Our Holiday Favorites 2014: White Reindeer


white reindeer

Welcome to Holiday Favorites, a series in which Slackerwood contributors and our friends talk about the movies we watch during the holiday season, holiday-related or otherwise.

Traditionally upbeat Christmas movies can be comforting, but there's something to be said for exploring the post-magic realm of holiday cinema. Characters with a melancholy streak and who are too cynical to be taken in by sparkly lights and tra-la-la-ing are pretty interesting to watch, and if you're in that kind of mood, too, then you should check out White Reindeer, which screened at SXSW in 2013.

Suzanne (Anna Margaret Hollyman) starts out as the opposite of a Scrooge; she's a realtor working in the Washington, D.C. area, excited for Christmas and for life in general. She has a meteorologist husband, they have important, exciting plans, and they are nice people who say "anyhoo" and buy each other the perfect Christmas gifts.

Very early in the movie, though, things take a completely unfestive turn. Suzanne finds herself alone and completely confused about what she should do with herself, and in terms of Chrismas, she is a bundle of misfiring impulses and misplaced emotions. Her once-favorite holiday has had all the joy pummeled out of it a few days before the 25th, and she's now left to endure everyone's else's merriment.

The wonderful thing about White Reindeer is that it acknowledges a very important fact: Christmas is a tough time for lots of people, and in Suzanne's newfound misery she's able to connect with a completely different human experience than she had ever previously considered. Never did she think she'd be visiting strip clubs, swinger parties or police stations right before Christmas (or ever), but this year's holiday, with all of its surprising demands, leads to a difficult but life-affirming set of circumstances.
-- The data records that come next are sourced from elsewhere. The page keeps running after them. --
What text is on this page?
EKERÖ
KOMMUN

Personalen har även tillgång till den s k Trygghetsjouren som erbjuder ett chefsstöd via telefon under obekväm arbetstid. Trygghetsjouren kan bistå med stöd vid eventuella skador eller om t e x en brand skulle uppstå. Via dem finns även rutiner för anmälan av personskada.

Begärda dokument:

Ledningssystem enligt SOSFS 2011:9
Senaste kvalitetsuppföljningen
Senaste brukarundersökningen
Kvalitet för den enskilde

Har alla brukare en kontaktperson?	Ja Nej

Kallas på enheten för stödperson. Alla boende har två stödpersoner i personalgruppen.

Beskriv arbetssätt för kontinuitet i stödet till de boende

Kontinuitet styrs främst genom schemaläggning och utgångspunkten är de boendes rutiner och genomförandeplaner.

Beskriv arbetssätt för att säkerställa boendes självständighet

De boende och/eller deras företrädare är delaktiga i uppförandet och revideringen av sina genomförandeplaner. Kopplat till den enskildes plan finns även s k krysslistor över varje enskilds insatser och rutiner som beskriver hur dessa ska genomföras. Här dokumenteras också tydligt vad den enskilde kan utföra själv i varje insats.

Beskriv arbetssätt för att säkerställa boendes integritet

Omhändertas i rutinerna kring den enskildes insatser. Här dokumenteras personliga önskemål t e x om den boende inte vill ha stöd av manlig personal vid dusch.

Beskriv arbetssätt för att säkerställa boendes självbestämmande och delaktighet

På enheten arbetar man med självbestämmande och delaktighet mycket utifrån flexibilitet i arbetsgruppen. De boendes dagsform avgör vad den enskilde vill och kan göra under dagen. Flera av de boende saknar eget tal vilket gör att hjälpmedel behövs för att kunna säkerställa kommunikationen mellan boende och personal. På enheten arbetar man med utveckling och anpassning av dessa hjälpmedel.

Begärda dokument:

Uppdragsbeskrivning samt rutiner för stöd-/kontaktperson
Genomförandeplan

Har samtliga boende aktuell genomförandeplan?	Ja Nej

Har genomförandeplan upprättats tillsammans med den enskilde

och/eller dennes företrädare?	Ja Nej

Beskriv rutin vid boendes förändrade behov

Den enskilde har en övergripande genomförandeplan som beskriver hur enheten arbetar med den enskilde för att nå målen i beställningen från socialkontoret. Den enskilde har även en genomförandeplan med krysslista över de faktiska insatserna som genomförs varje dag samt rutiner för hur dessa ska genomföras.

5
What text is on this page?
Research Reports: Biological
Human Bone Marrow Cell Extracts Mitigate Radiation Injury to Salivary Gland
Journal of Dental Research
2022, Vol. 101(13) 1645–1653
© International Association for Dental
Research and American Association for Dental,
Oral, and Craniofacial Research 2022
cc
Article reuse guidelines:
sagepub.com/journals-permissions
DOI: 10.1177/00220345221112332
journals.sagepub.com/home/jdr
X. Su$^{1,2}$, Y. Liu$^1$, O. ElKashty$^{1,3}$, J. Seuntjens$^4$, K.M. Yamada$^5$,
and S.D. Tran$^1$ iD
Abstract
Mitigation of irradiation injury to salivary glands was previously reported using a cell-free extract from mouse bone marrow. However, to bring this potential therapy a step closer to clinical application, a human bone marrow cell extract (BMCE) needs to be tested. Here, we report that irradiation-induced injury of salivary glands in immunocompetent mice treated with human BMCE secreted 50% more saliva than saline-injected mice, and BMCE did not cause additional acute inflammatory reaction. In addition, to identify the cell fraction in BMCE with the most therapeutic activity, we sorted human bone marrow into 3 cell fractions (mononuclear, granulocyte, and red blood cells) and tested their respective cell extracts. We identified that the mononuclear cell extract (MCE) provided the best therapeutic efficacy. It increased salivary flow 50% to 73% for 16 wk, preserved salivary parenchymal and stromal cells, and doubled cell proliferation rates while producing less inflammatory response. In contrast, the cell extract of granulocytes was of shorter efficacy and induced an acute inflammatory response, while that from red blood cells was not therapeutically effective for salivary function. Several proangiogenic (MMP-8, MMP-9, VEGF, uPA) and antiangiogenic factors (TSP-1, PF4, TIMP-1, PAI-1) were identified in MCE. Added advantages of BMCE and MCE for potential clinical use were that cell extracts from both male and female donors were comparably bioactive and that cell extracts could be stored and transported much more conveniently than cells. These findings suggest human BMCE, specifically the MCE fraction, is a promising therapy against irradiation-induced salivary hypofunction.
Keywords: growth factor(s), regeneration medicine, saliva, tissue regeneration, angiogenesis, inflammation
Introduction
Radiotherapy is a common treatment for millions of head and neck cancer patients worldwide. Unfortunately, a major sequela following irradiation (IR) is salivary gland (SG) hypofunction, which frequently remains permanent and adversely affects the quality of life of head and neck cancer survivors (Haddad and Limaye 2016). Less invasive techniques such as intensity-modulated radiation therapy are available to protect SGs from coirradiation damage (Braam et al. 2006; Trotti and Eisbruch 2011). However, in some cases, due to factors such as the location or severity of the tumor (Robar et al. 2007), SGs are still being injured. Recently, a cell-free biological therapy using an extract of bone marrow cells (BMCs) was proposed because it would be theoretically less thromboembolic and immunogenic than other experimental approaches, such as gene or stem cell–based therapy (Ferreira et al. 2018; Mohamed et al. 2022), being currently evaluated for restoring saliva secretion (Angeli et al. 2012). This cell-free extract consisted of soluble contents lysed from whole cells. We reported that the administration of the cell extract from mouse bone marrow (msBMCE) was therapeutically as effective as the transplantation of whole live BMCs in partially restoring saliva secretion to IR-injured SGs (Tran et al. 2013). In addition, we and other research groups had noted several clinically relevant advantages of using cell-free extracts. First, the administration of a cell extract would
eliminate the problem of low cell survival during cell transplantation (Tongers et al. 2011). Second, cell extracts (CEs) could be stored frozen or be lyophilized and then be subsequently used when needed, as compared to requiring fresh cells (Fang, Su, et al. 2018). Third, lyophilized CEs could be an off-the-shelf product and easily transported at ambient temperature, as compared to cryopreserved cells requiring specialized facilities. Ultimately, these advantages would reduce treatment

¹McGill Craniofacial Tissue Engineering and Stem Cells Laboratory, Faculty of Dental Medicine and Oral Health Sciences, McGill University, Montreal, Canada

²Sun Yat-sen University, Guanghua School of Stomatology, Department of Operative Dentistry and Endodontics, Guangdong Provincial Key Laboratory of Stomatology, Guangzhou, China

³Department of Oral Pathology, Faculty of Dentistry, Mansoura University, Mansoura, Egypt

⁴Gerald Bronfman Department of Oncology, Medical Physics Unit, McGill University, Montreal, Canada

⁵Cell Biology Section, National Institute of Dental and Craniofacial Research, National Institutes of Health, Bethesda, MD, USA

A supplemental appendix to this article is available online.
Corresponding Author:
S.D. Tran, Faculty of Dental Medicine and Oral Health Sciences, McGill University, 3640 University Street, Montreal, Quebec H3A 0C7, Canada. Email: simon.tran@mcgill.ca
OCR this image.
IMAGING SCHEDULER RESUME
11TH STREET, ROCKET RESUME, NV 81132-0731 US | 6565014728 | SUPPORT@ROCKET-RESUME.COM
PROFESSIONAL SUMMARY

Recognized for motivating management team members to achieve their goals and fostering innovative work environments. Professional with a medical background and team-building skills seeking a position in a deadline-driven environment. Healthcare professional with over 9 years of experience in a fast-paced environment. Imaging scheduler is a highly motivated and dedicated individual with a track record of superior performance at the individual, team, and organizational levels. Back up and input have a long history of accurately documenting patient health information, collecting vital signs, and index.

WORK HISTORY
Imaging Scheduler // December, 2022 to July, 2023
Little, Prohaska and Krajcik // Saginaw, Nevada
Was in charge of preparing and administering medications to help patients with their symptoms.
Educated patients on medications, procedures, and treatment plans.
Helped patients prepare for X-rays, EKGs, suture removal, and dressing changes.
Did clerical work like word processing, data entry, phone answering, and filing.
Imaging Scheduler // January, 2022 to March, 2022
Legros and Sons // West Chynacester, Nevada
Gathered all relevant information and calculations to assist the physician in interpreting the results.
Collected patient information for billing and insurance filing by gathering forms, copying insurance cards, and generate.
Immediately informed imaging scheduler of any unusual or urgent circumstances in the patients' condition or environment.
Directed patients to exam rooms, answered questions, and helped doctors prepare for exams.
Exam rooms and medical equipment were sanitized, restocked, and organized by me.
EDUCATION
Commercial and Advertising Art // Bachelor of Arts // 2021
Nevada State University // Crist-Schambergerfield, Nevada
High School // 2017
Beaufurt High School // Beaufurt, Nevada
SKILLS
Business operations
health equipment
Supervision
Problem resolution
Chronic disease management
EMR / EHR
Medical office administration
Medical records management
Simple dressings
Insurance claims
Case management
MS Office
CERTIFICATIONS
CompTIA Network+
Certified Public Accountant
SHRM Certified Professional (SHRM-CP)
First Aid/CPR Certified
Written and directed by Zach Clark (Vacation!Modern Love is Automatic), White Reindeer's matter-of-fact tempo and dark humor give it thematic and aesthetic parallels to the films of Andrew Bujalski and Joe Swanberg (who appears in the film as one of Suzanne's neighbors). It's also an understated and nonchalantly sexual film filled with multi-dimensional characters who all seem to know or eventually learn that -- let's be grown-ups here -- Christmas is whatever the hell you want it to be.

Hollyman handles the role of Suzanne with humor and grace, and the chemistry and unexpected friendship she builds with her husband's ex-lover Fantasia, played by Laura Lemar-Goldsborough, ultimately becomes the heart of the story.

The film shines in its quieter moments, such as whenever Suzanne interacts with the kind-hearted Detective Ross, played by Austinite Chris Doubek. They exchange only a few words, but the warmth created during these brief scenes radiates outwards.

Helped along by a sensitive original score by Fritz Myers and a strong supporting cast, White Reindeer is a contemplative, funny and satisfying film that just happens to be a Christmas movie perfect for skeptics.

Witty and moving, this story of one woman's very sad December has become one of my favorite holiday-themed movies -- mostly because it's much more than that.